Most people say that Aqaba is one of the friendliest city to visit jordan during ramadan ,especially for those who are interested in learning more about Middle Eastern cultures and way of life. Nevertheless, arranging a trip becomes more difficult for one lunar cycle each year since the 96% of Muslims observe Ramadan and its associated limitations.
Ramadan is a great time to visit to Aqaba, but there are a few things to bear in mind. You must make reservations for excursions and meals and practice being a more culturally aware visitor than usual if you want to see the City of Aqaba during Ramadan. Assuming you are not a Muslim, Jordanians are unlikely to criticize you if you breach Ramadan customs, but by changing your own conduct while there during Ramadan, you will strengthen the bond between Jordanian and your own cultures.
Do They Celebrate Ramadan in Jordan?
Many visitors to the popular Middle Eastern destination are uncertain if Jordanians observe Ramadan. Indeed, it is the solution. Aqaba, a city with a large Muslim population, observes Ramadan, and its people follow the customary religious customs.
Let me first give a basic explanation of what Ramadan is and what it means to the people before we get into the specific factors visitors to Jordan should take into account when going during this holy month.
Ramadan, often spelled Ramadhan or Ramzan, is the ninth month in the Islamic calendar during which Muslims all around the globe observe a sawm, or 24-hour fast, from dawn to dusk. They also refrain from drinking alcohol, smoking, and having sexual relations while they are fasting.
The festival, which is one of Islam’s Five Pillars, begins with the first sighting of the crescent moon and lasts for 29 or 30 days. Muslims see the latter third of Ramadan as having the highest spiritual value because it marks the occasion when the angel Jibrl (Gabriel in English) gave the Prophet Muhammad the first verses of the Koran (Qur’an).
When is Ramadan in Jordan?
The Islamic calendar’s ninth month is always when Ramadan takes place. Nevertheless, because Islam follows the lunar calendar, which is shorter than the solar one, the exact day changes every year. Ramadan so begins 10–12 days earlier each year.
Please note that these are only approximate dates; the actual dates of Ramadan will be established closer to the dates depending on the phases of the moon. In 2023, Ramadan will begin on Thursday, March 23, and finish on Saturday, April 22 in Jordan.

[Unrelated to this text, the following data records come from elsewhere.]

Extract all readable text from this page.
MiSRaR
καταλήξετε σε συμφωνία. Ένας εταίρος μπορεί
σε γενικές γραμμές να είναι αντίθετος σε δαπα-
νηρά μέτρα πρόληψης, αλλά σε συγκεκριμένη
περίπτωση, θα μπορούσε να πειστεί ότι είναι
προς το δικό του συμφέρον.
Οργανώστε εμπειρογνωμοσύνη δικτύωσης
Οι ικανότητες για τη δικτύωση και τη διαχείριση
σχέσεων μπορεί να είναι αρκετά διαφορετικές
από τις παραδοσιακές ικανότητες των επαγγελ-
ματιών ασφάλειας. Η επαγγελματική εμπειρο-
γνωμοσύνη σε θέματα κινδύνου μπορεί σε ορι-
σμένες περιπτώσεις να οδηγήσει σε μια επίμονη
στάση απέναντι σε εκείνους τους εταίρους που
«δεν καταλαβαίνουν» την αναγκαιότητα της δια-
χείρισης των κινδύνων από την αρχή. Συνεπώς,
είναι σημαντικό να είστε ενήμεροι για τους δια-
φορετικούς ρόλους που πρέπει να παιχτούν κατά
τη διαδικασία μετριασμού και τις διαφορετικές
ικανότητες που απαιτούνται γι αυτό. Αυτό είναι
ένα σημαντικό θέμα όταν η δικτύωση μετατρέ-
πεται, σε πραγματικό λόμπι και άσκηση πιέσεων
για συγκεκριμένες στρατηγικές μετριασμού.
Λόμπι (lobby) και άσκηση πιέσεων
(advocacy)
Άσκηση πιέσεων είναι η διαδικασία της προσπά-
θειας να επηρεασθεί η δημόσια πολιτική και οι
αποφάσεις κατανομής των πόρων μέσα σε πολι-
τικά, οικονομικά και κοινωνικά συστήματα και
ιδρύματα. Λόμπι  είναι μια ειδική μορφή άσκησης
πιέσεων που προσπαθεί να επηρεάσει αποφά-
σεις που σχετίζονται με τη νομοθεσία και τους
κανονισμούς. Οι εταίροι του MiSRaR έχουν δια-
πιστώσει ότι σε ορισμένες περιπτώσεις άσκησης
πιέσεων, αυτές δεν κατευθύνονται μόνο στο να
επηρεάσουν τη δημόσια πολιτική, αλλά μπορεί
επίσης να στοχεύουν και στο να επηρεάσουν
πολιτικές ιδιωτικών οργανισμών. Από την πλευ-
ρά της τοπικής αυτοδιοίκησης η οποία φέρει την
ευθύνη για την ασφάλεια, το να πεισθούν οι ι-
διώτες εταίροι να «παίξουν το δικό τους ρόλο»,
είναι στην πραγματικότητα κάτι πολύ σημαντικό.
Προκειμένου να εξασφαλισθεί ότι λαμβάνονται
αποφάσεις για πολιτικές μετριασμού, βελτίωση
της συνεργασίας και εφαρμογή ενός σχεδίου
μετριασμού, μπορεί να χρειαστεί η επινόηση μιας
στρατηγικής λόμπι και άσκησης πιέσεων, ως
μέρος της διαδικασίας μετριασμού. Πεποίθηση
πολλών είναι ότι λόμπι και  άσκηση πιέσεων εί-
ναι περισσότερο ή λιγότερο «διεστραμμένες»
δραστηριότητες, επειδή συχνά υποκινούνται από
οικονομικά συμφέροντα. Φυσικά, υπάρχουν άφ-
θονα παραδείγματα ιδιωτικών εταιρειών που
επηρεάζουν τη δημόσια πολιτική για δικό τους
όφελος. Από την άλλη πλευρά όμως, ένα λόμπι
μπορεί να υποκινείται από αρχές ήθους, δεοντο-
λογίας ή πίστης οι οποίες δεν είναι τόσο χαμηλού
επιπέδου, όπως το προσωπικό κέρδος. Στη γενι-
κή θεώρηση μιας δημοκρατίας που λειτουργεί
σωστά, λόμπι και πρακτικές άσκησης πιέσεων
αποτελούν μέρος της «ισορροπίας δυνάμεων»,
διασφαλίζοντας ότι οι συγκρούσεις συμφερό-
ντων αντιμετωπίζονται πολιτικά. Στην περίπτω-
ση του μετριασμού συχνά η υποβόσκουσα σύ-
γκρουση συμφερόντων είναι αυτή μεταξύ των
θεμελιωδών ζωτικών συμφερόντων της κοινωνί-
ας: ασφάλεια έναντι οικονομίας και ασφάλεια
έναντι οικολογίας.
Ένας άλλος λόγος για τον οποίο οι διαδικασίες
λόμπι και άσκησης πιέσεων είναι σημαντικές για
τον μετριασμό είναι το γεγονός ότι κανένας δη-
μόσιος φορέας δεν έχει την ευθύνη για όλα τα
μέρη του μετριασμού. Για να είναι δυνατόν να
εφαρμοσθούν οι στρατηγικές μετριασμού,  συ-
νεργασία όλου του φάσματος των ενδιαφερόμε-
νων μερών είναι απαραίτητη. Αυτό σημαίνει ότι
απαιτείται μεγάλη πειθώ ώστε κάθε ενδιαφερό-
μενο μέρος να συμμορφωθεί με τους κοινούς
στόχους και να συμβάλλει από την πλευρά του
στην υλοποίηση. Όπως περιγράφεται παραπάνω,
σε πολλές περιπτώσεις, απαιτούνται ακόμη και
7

Tourist destinations Ramadan in Aqaba are open every day, and you can schedule trips to visit any of them just as you would at any other time of the year. Be aware that tour guides and drivers will be fasting and praying, so expect them to work fewer hours to accommodate these activities.
Also, you could notice that they don’t have as much energy.
One of the nicest things to do in Aqaba is to eat Jordanian food, but you might be concerned that you won’t be able to do so if it’s Ramadan and everyone is fasting.
Generally speaking, during Ramadan in Aqaba eateries are closed during the day. At popular tourist destinations and upscale hotels, you can always find eateries or grocery shops that are open and provide food to non-Muslims. Before the iftar meal, restaurants do stay open later to provide takeout.
You won’t locate any open booze outlets throughout Ramadan. The only places that are allowed to offer alcohol are hotels with bars, so finding one of them is your sole option for getting a drink.